The scripture story which sees us through the Easter season tells us clearly that the burst of new life, the glorious, affirmative “I AM alive!” only comes upon the heels of horrid, frightening pain and death (of some sort) and a terrifying period of loneliness and despair. While I am comforted and hopeful about the resurrection piece, I am scared silly by the path to it. And yet, in my own life and in the stories I have been privileged to hear from the people I work with in counseling, I consistently see that there is a correlation between the two. That doesn’t mean I like it. In fact, I really don’t. I keep thinking about the ’70s musical called Purlie! Do you remember it? It was the story of a black minister who
preached that people should not have to wait for heaven to feel good – he believed that you got to feet good right here on earth. I don’t remember him saying much about all the suffering you had to go through first. Now that I like. So, how do I reconcile these two views?
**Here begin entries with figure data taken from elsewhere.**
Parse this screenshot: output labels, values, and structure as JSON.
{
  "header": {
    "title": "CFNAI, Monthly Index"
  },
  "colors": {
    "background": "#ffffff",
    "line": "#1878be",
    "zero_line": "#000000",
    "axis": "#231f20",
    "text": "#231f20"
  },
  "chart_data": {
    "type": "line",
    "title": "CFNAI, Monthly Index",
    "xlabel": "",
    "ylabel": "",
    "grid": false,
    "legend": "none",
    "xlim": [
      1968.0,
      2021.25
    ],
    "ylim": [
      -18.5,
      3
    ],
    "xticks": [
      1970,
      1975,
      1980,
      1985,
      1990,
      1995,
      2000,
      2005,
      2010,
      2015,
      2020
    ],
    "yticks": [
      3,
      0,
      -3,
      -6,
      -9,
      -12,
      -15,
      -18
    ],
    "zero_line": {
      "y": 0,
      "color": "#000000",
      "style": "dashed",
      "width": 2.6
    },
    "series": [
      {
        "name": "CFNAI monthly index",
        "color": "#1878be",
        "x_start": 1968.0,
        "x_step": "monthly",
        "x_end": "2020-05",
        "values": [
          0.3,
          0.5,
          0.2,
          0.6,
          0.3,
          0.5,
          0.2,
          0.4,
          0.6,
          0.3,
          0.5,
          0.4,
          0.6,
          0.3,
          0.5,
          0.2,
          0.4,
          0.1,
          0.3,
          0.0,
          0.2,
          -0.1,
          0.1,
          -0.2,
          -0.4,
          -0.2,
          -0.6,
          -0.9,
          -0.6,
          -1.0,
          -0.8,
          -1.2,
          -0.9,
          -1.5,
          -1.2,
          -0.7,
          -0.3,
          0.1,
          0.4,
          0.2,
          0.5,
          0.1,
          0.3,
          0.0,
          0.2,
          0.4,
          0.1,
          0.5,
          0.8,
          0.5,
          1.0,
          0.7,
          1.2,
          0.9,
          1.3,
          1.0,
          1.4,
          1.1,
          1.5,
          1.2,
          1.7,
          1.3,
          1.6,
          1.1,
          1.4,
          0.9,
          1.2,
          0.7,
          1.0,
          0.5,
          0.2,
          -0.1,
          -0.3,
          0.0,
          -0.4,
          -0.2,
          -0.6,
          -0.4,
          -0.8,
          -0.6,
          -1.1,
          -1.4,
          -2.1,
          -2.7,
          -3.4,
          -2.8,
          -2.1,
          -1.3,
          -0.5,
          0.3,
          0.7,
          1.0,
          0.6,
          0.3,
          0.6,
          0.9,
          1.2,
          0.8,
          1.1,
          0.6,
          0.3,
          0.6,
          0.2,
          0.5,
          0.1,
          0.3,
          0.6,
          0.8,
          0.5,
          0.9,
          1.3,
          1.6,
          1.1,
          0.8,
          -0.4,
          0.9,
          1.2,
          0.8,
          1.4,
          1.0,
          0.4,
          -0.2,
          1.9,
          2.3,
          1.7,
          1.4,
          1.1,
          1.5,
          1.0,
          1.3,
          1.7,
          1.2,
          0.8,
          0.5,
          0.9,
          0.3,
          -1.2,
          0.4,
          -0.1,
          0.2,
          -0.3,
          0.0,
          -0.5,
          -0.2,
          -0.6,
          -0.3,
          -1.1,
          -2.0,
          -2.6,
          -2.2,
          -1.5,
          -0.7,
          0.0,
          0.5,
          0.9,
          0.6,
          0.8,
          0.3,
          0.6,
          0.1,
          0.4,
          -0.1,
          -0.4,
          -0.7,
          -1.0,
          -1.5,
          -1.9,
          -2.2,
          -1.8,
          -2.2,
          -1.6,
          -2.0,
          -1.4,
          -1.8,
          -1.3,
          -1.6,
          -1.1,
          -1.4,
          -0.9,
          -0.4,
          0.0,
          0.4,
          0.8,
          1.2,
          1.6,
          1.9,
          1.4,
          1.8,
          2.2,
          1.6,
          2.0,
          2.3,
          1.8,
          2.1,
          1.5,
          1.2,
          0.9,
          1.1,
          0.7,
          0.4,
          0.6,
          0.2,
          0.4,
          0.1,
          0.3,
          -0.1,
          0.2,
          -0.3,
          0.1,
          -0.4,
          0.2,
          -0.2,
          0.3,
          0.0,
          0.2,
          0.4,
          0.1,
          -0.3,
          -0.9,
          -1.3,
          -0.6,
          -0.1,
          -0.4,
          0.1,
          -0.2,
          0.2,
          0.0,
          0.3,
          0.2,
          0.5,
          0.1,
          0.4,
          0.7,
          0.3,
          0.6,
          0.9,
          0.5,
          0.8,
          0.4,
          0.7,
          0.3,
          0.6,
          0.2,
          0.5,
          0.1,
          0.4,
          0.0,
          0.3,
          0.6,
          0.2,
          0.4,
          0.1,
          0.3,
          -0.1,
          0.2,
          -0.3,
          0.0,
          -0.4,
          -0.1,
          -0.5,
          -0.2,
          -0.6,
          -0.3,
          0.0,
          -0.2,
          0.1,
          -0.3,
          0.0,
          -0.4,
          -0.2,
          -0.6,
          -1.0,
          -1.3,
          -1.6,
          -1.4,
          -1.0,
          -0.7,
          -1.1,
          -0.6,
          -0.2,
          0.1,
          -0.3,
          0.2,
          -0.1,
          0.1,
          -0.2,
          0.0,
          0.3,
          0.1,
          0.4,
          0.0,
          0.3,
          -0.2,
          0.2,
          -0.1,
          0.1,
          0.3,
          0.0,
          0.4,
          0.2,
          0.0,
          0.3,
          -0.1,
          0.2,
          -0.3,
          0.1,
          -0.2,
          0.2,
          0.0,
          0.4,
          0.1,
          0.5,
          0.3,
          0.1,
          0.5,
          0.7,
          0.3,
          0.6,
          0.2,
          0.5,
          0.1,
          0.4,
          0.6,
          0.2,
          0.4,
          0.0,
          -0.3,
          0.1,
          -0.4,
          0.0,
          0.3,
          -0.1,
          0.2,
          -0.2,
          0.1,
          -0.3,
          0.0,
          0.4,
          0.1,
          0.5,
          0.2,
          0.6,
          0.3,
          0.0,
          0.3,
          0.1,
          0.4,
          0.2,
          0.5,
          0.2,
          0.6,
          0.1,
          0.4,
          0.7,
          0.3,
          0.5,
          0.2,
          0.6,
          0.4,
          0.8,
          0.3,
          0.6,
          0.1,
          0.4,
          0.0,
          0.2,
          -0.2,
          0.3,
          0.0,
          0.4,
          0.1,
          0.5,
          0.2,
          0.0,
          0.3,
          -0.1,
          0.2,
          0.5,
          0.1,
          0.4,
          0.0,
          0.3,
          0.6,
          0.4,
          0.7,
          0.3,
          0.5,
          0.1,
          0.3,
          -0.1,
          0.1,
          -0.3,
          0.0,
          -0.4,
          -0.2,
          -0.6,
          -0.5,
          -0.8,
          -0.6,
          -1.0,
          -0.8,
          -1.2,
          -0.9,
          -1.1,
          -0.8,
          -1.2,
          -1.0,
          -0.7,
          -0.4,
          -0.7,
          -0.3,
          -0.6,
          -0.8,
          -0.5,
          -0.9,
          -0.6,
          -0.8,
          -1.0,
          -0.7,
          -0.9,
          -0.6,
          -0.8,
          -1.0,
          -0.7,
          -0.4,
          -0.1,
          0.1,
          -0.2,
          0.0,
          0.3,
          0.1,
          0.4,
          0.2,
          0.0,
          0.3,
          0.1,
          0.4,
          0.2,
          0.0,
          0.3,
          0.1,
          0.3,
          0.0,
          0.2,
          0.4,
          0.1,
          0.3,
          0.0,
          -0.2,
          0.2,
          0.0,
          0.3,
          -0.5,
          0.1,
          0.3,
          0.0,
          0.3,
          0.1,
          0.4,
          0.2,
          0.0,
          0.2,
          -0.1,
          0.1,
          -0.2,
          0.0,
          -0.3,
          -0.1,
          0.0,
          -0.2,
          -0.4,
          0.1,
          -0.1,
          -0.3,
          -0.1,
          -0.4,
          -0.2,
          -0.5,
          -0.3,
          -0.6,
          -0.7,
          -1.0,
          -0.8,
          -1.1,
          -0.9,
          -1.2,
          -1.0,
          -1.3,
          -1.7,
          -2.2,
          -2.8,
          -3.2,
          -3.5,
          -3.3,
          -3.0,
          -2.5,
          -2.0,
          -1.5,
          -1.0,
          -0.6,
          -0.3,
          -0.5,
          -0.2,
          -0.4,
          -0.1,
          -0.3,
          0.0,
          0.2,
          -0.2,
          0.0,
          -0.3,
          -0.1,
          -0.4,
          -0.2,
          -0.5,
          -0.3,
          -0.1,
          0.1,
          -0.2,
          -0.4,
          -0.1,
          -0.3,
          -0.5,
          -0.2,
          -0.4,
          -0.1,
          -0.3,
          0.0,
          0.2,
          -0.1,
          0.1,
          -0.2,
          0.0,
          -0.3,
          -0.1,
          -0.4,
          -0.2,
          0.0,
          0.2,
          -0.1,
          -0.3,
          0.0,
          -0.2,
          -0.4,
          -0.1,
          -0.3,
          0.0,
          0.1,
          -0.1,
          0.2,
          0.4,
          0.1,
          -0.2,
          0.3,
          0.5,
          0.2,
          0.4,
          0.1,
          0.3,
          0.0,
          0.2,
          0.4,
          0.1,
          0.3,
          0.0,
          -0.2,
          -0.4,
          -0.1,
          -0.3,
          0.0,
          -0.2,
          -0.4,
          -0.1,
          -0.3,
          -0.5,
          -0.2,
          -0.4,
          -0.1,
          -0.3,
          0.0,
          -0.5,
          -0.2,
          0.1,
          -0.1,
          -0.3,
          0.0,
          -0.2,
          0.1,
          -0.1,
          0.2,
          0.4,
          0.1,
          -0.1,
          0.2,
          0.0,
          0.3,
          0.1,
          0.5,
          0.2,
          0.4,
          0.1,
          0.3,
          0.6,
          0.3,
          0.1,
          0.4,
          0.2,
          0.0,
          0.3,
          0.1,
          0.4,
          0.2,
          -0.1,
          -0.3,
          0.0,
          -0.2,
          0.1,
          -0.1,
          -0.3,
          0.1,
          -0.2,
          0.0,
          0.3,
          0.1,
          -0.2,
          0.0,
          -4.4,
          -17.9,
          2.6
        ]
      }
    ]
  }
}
Well, I say to myself, let’s think about this. We all know that things change, that we are confronted with many painful situations, and that those times are hard very hard. But still, if I can keep my “eyes on the prize”‘ remember that all birth is preceded by labor at least I can try to maintain an attitude that can conceivably lessen the distress the pain might cause. I want to believe, like the preacher, that I can be happy…but I’m getting the point where this happiness may be in spite of the pain rather than instead of it. Isn’t that part of the Buddhist view? That is, that while difficulties are inevitable, the amount of suffering is optional. It has taken me a while to really understand this, and I don’t always get
to it right away in the midst of trouble. Still, I find that I keep coming back to it, and that helps. In the meantime, I put on my soundtrack of Purlie!